Comparing Loop Diuretic Efficacy and Safety in Patients with Acute Myeloid Leukemia and Differentiation Syndrome

Background: Differentiation syndrome (DS) is a group of life-threatening complications associated with acute myeloid leukemia (AML) treatment. Loop diuretics are used to manage fluid overload and electrolyte imbalances in DS. The optimal choice of loop diuretics is unclear. Previous studies showed bumetanide and furosemide have similar efficacy and safety in patients with congestive heart failure. Recent research suggest torsemide may be non-inferior to furosemide in critically ill patients with acute kidney injury.

Methods: We performed a retrospective analysis of 5,670 patients diagnosed with AML and differentiation syndrome from a large federated network database. Patients were treated with furosemide (n=2,431), bumetanide (n=466), or torsemide (n=206), alongside glucocorticoids and allopurinol. Propensity score matching was utilized to control for confounding variables, including age, sex, and comorbidities such as chronic kidney disease, diabetes mellitus (types 1 and 2) and hypertension. Patients were matched by AML subtype, including acute myeloid leukemia and acute promyelocytic leukemia.
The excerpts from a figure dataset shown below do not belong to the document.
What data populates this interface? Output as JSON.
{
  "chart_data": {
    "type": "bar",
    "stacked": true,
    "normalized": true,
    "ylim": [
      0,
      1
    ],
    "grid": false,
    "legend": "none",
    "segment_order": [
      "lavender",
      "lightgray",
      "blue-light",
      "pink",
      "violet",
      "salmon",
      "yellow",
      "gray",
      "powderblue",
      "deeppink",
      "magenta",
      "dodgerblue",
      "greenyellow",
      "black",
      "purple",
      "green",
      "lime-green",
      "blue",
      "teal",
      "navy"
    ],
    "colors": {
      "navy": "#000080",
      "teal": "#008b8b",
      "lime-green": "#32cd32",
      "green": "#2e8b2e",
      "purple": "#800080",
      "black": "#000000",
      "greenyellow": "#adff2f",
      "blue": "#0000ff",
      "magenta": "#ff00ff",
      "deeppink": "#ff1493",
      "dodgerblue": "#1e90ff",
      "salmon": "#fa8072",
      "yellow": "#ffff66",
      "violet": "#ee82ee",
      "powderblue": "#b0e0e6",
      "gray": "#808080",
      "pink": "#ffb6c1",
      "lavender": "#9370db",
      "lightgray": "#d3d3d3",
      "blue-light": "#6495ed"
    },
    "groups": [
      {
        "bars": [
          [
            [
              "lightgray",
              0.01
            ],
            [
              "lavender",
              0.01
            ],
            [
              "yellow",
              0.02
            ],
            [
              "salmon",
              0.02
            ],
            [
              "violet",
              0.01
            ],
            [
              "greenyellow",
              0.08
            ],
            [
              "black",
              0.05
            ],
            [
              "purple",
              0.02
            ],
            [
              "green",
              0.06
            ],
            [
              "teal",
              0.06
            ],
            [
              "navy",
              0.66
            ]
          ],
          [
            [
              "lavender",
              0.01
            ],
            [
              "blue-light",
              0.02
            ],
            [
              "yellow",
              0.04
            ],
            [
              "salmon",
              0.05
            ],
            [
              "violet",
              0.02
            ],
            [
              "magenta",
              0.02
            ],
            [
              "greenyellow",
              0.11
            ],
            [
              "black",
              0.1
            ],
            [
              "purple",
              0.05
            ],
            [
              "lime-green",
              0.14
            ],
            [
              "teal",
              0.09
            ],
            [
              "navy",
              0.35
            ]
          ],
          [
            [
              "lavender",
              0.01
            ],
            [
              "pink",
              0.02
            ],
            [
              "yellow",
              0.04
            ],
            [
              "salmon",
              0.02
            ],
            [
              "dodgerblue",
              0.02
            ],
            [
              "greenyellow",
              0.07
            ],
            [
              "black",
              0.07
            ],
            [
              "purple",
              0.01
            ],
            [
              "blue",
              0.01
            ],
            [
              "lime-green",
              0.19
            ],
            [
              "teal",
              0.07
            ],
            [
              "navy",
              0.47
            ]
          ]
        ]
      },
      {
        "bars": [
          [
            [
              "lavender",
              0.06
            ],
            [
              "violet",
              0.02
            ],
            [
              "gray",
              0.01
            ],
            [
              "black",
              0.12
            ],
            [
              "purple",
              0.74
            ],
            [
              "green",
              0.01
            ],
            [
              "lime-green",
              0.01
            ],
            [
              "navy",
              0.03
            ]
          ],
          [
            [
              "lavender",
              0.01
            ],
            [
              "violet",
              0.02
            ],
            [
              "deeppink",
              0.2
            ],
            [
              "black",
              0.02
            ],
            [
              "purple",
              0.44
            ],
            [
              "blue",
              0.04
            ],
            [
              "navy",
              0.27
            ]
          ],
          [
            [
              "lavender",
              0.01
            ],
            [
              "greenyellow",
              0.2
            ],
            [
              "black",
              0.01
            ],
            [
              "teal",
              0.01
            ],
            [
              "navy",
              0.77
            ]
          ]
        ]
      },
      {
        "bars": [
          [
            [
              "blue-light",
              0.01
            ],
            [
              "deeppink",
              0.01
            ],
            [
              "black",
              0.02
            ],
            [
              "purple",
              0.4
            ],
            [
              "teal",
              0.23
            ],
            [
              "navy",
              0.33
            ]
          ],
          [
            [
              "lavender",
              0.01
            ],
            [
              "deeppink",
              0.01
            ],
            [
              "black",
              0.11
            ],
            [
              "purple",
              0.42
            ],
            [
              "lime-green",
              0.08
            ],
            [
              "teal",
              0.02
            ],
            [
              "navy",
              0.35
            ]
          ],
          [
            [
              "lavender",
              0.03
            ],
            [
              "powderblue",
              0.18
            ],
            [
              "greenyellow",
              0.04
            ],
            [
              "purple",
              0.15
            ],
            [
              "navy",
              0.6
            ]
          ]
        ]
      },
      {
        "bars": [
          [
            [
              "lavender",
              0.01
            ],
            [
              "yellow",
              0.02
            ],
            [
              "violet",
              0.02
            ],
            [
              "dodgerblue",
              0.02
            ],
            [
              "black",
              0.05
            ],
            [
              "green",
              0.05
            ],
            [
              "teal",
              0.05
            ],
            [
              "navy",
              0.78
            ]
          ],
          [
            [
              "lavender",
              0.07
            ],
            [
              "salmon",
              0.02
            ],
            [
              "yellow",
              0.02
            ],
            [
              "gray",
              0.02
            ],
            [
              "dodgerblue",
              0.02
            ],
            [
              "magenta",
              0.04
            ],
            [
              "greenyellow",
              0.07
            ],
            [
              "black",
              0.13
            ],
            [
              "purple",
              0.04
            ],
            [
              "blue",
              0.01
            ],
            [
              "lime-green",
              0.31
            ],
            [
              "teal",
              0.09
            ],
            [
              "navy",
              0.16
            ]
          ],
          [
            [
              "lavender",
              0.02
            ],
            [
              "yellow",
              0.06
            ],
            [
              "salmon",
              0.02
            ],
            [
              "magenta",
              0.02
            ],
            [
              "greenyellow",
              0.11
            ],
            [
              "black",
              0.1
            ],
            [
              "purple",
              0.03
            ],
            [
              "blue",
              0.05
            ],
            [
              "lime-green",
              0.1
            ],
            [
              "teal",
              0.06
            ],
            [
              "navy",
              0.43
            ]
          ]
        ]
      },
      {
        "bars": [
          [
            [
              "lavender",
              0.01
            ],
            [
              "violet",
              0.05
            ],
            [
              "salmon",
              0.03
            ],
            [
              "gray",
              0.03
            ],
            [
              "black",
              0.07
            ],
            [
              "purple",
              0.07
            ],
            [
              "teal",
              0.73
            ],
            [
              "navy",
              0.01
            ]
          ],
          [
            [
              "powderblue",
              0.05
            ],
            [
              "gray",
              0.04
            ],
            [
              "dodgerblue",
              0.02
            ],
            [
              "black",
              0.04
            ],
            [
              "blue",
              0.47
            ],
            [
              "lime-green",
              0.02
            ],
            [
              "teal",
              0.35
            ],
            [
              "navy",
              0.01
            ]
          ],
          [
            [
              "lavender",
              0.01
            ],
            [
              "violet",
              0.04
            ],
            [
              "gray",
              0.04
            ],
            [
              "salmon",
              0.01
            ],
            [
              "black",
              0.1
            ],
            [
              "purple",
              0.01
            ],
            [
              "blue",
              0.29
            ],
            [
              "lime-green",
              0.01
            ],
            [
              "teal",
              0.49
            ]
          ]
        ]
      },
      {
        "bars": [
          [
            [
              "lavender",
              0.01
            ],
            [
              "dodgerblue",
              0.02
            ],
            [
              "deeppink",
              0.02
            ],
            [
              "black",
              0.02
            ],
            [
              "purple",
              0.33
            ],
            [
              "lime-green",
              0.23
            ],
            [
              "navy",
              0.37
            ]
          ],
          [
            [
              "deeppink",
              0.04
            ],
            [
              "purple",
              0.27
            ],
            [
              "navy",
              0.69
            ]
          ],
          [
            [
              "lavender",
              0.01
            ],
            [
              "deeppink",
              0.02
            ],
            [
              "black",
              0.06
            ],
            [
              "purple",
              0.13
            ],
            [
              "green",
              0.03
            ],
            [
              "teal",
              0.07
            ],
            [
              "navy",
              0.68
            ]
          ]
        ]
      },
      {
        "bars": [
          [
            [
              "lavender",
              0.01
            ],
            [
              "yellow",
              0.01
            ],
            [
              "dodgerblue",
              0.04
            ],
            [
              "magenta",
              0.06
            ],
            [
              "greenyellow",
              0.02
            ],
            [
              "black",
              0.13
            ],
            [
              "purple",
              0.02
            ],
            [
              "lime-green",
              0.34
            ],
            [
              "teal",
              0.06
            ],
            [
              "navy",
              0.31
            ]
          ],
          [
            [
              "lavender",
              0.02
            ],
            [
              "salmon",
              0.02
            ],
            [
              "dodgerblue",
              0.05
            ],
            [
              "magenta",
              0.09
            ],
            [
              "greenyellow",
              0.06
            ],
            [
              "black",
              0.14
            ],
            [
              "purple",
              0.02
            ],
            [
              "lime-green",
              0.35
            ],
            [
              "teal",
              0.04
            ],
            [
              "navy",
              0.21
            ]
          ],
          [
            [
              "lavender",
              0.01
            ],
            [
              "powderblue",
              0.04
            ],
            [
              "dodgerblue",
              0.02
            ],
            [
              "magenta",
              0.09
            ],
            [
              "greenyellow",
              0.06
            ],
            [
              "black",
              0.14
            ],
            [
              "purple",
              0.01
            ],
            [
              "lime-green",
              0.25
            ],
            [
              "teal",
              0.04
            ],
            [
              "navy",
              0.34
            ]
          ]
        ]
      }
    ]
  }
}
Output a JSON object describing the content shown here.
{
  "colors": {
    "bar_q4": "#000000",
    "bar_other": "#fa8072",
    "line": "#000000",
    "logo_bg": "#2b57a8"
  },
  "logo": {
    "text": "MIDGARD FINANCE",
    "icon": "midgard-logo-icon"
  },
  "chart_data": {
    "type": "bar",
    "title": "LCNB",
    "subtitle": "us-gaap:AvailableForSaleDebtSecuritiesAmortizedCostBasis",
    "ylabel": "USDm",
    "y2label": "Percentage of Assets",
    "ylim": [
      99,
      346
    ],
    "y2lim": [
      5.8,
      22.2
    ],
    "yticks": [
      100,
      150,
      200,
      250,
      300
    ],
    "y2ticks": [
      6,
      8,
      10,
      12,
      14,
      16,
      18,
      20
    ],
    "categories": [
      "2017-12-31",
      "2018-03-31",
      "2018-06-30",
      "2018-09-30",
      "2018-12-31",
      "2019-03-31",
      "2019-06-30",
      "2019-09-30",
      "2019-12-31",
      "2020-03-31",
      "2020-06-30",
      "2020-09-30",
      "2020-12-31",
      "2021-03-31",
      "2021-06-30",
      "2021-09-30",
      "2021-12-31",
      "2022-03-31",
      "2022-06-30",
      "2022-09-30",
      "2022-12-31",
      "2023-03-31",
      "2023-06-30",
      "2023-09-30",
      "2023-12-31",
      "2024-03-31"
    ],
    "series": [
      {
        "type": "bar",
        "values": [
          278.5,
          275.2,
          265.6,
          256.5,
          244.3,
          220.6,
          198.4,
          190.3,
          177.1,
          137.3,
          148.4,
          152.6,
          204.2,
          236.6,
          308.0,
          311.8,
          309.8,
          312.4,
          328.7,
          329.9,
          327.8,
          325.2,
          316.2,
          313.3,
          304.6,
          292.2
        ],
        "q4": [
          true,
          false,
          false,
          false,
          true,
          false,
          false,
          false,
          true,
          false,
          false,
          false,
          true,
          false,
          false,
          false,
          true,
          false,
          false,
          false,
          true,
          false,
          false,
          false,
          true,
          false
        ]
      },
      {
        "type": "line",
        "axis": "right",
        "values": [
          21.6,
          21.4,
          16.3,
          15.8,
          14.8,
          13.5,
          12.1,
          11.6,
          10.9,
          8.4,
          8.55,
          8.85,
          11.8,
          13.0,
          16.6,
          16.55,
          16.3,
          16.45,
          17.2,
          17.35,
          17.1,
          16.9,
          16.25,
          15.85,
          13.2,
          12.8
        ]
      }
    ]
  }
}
Results: No significant differences were seen in overall mortality or the incidence of acute renal failure among the three cohorts. Mean glomerular filtration rate, serum creatinine, blood urea nitrogen, serum uric acid, and serum potassium, did not differ significantly between the loop diuretic groups. However, a lower risk of hemodialysis utilization was observed in patients receiving furosemide compared to bumetanide (risk ratio 0.584, 95% CI 0.414-0.825).

Conclusion: Our findings suggest that furosemide, bumetanide, and torsemide have comparable efficacy and safety profiles in patients with AML and differentiation syndrome. Notably, furosemide was associated with a lower rate of hemodialysis utilization compared to bumetanide, with no significant difference in renal function or mortality. This may be due to bumetanide's higher potency, rapid absorption, and shorter half-life, potentially increasing the risk of electrolyte imbalances and acute kidney injury. Conversely, furosemide may facilitate greater cumulative sodium excretion in patients with chronic renal insufficiency.

No relevant conflicts of interest to declare.